IT is not my intent to excuse or extenuate any the least excess or evil in the Commonwealth, but rather highly to approve and commend that which by others hath been spoken and written against such abuses. Yet in this discourse of Treasure, as I have already set down affirmatively, which are the true causes that may either augment or decrease the same: so is it not impertinent to continue my negative declarations of those enormities and actions which cannot work these effects as some men have supposed. For in redress of this important business, if we mistake the nature of the Malady, we shall ever apply such cures as will at least delay, if not confound the Remedy.

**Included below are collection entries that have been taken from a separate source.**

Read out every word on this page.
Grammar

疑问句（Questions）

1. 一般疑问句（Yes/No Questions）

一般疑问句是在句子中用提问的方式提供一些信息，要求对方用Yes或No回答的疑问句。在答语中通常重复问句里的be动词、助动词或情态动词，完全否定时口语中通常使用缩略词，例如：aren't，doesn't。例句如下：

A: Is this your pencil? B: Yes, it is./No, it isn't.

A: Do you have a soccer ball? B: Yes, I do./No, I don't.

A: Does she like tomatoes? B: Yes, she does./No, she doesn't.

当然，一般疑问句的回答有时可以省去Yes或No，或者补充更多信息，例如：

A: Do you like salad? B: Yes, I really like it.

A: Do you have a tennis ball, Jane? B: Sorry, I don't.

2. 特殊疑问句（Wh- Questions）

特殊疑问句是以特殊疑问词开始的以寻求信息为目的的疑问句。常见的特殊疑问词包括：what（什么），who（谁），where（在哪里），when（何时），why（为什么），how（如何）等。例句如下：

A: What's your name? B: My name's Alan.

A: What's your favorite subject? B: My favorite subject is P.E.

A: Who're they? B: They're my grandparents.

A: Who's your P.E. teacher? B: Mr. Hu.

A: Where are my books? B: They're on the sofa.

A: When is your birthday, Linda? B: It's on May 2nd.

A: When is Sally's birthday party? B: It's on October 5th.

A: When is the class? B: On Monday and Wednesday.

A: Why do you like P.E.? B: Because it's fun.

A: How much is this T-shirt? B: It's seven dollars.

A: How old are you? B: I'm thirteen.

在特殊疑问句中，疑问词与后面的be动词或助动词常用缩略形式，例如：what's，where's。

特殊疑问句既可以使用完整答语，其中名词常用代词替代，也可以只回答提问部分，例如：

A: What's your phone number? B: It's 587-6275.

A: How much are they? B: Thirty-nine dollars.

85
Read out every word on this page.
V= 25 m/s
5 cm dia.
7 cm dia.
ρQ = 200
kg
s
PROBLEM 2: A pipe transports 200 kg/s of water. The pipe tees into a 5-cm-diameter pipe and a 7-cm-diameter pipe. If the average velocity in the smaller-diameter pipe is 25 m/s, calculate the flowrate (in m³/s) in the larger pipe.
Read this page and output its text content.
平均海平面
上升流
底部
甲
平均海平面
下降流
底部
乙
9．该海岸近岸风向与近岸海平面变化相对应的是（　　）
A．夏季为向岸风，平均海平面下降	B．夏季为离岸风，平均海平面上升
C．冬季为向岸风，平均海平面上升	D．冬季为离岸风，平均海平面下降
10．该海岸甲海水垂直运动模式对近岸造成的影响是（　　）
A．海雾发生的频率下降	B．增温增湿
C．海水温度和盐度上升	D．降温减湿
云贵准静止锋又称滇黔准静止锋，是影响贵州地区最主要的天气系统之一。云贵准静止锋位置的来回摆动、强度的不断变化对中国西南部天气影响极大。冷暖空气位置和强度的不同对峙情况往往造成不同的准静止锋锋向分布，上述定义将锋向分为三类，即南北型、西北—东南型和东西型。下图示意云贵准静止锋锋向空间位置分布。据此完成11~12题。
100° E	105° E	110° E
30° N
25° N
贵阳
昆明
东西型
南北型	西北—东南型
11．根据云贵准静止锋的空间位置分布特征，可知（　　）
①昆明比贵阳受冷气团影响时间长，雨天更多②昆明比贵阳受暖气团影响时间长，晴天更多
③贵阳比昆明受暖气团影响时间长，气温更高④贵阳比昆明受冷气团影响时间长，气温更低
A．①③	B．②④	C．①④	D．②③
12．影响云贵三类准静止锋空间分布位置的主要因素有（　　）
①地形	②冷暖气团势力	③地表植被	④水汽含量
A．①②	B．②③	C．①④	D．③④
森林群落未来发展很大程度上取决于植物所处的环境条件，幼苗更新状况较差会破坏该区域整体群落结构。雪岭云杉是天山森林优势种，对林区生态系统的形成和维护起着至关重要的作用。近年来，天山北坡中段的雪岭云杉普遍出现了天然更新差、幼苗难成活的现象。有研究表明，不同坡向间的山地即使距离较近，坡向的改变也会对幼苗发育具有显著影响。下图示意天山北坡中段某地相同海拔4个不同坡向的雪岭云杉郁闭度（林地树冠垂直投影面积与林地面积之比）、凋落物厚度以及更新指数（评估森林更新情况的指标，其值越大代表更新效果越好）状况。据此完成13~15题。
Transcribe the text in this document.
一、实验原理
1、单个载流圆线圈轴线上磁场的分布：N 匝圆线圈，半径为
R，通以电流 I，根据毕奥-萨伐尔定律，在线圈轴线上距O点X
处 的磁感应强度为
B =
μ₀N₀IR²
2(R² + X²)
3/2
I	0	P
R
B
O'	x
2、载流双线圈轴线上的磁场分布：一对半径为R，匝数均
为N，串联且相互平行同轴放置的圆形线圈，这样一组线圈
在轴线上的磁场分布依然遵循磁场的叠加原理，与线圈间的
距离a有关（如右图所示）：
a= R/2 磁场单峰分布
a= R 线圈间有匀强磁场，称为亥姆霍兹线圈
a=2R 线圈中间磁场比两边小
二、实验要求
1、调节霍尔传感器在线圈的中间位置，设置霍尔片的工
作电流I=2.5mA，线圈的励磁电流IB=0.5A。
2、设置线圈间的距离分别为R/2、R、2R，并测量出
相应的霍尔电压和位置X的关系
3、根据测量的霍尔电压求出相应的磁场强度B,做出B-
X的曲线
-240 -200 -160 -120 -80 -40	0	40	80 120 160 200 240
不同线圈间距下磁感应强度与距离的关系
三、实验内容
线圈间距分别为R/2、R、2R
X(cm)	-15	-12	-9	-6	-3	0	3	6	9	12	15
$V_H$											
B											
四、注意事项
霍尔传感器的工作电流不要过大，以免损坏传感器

Let us then begin with Usury, which if it might be turned into Charity, and that they who are Rich would lend to the poor freely; it were a work pleasing to Almighty God, and profitable to the Commonwealth. But taking it in the degree it now stands; How can we well say, That as Usury encreaseth so Trade decreaseth? For although it is true that some men give over trading, and buy Lands, or put out their Money to use when they are grown rich, or old, or for some other the like occasions; yet for all this it doth not follow, that the quantity of the trade must lessen; for this course in the rich giveth opportunity presently to the younger & poorer Merchants to rise in the world, and to enlarge their dealings; to the performance whereof, if they want means of their own, they may, and do, take it up at interest: so that our money lies not dead, it is still traded. How many Merchants, and Shop-keepers have begun with little or nothing of their own, and yet are grown very rich by trading with other mens money? do we not know, that when trading is quick and good, many men, by means of their experience, and having credit to take up money at interest, do trade for much more than they are worth of their own stock? by which diligence of the industrious, the affairs of the Common-wealth are increased, the moneys of Widows, Orphans, Lawyers, Gentlemen and others, are employed in the course of Forraign Trade, which themselves have no skill to perform. We find at this present, that notwithstanding the Poverty we are fallen into by the Excesses and Losses of late times, yet that many men have much money in their chests, and know not how to dispose thereof, because the Merchant will not take the same at interest (although at low rates) in regard there is a stop of trade in Spain and in France, whereby he cannot employ his own meanes, much lesse other mens moneys. So that for these, and some other reasons which might be alledged, we might conclude, contrary to those who affirm, that Trade decreaseth as Usury encreaseth, for they rise and fall together.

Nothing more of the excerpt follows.